In particular, Cerullo and What’s the Rush are concerned about the impact of legalized marijuana on youth, pointing to a marijuana industry that reminds them too much of the Big Tobacco that used deceptive messaging to distract from health risks and appeal to a younger demographic. He says, “The messaging is awful. The messaging has been ‘It’s no big deal. It’s medicine so it’s gotta be harmless. It’s not against the law, no big deal.’ The messaging underneath all of that is instant gratification and avoidance.”

What’s the Rush is of the opinion that regulators should approach marijuana the same way they do tobacco, not alcohol. “What’s to argue that regulating it like alcohol isn’t going to just increase the level of abuse that THC is going to produce?” Cerullo offers, adding that unlike alcohol, marijuana is trickier for individuals to gauge. This is especially true of the edibles market, in particular with people who might not know what they’re getting into. Unlike smoking or vaping, ingesting marijuana takes longer to kick in, and with that comes the chance that someone who doesn’t know any better eating more than they can handle.

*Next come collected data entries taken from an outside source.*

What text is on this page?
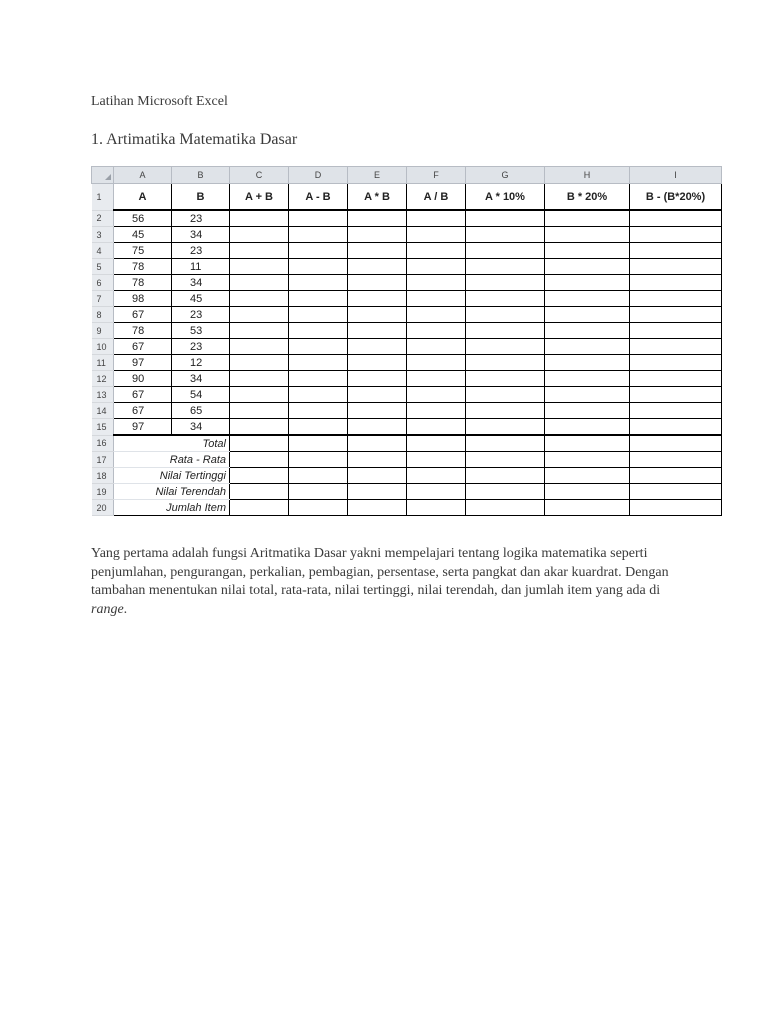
Latihan Microsoft Excel
1. Artimatika Matematika Dasar
	A	B	C	D	E	F	G	H	I
1	A	B	A + B	A - B	A * B	A / B	A * 10%	B * 20%	B - (B*20%)
2	56	23							
3	45	34							
4	75	23							
5	78	11							
6	78	34							
7	98	45							
8	67	23							
9	78	53							
10	67	23							
11	97	12							
12	90	34							
13	67	54							
14	67	65							
15	97	34							
16	Total								
17	Rata - Rata								
18	Nilai Tertinggi								
19	Nilai Terendah								
20	Jumlah Item								
Yang pertama adalah fungsi Aritmatika Dasar yakni mempelajari tentang logika matematika seperti penjumlahan, pengurangan, perkalian, pembagian, persentase, serta pangkat dan akar kuardrat. Dengan tambahan menentukan nilai total, rata-rata, nilai tertinggi, nilai terendah, dan jumlah item yang ada di range.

Cerullo agrees with proponents that Rhode Islanders with marijuana-related criminal records should have those expunged, but wonders why that couldn’t have happened independently of the proposed legalization bill. Similarly, What’s the Rush thinks that it should be easier for municipalities to opt out of legalization should the state vote in favor of it.

So Who’s Right?

Cerullo cites a study released by Smart Approaches to Marijuana in October that shows increases in teen usage in both Colorado and Washington since legalization. On the other hand, Moffat points to the Colorado Department of Public Health and Environment’s most recent report on the matter, which states that for adults and adolescents the numbers haven’t changed since legalization. On yet a third hand, in December the Washington Post cited data from the National Survey on Drug Use and Health that showed “teen use fell sharply in Colorado” in 2014 and 2015, and that during the same time, teen usage was down in most states.

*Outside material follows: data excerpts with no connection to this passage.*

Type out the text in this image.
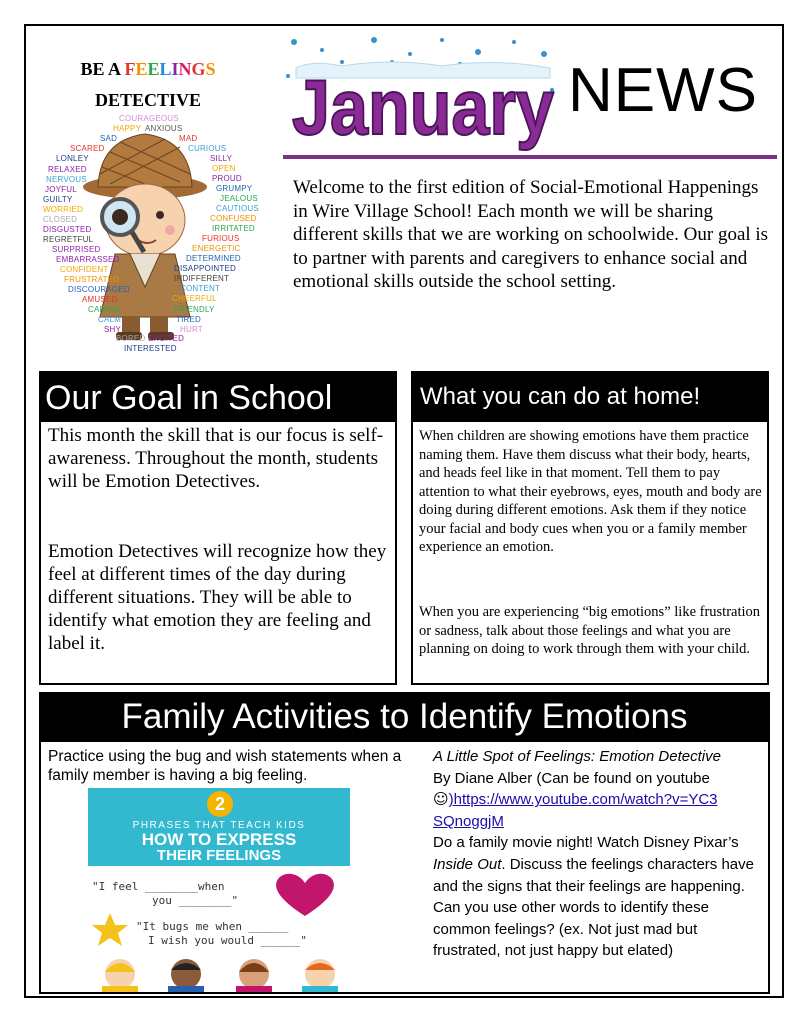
BE A FEELINGS
DETECTIVE
COURAGEOUS
HAPPY ANXIOUS
SAD	MAD
SCARED	CURIOUS
LONLEY	SILLY
RELAXED	OPEN
NERVOUS	PROUD
JOYFUL	GRUMPY
GUILTY	JEALOUS
WORRIED	CAUTIOUS
CLOSED	CONFUSED
DISGUSTED	IRRITATED
REGRETFUL	FURIOUS
SURPRISED	ENERGETIC
EMBARRASSED	DETERMINED
CONFIDENT	DISAPPOINTED
FRUSTRATED	INDIFFERENT
DISCOURAGED	CONTENT
AMUSED	CHEERFUL
CARING	FRIENDLY
CALM	TIRED
SHY	HURT
BORED EXCITED
INTERESTED
January NEWS
Welcome to the first edition of Social-Emotional Happenings in Wire Village School! Each month we will be sharing different skills that we are working on schoolwide. Our goal is to partner with parents and caregivers to enhance social and emotional skills outside the school setting.
Our Goal in School
This month the skill that is our focus is self- awareness. Throughout the month, students will be Emotion Detectives.
Emotion Detectives will recognize how they feel at different times of the day during different situations. They will be able to identify what emotion they are feeling and label it.
What you can do at home!
When children are showing emotions have them practice naming them. Have them discuss what their body, hearts, and heads feel like in that moment. Tell them to pay attention to what their eyebrows, eyes, mouth and body are doing during different emotions. Ask them if they notice your facial and body cues when you or a family member experience an emotion.
When you are experiencing “big emotions” like frustration or sadness, talk about those feelings and what you are planning on doing to work through them with your child.
Family Activities to Identify Emotions
Practice using the bug and wish statements when a family member is having a big feeling.
2
PHRASES THAT TEACH KIDS
HOW TO EXPRESS
THEIR FEELINGS
"I feel ________when
you ________"
"It bugs me when ______
I wish you would ______"
A Little Spot of Feelings: Emotion Detective
By Diane Alber (Can be found on youtube
☺)https://www.youtube.com/watch?v=YC3
SQnoggjM
Do a family movie night! Watch Disney Pixar’s Inside Out. Discuss the feelings characters have and the signs that their feelings are happening. Can you use other words to identify these common feelings? (ex. Not just mad but frustrated, not just happy but elated)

That’s kind of the trick of it. There are numbers to support either side of any argument, and the moral questions raised by advocates and opponents shouldn’t be taken lightly. Will legalizing marijuana in Rhode Island sell out our kids and our minority communities to make a buck? Or will it make things safer by curbing the black market, offering a real second chance to people in the form of expungements and see a new revenue stream making its way into our communities. Ultimately it’s up to the General Assembly to decide.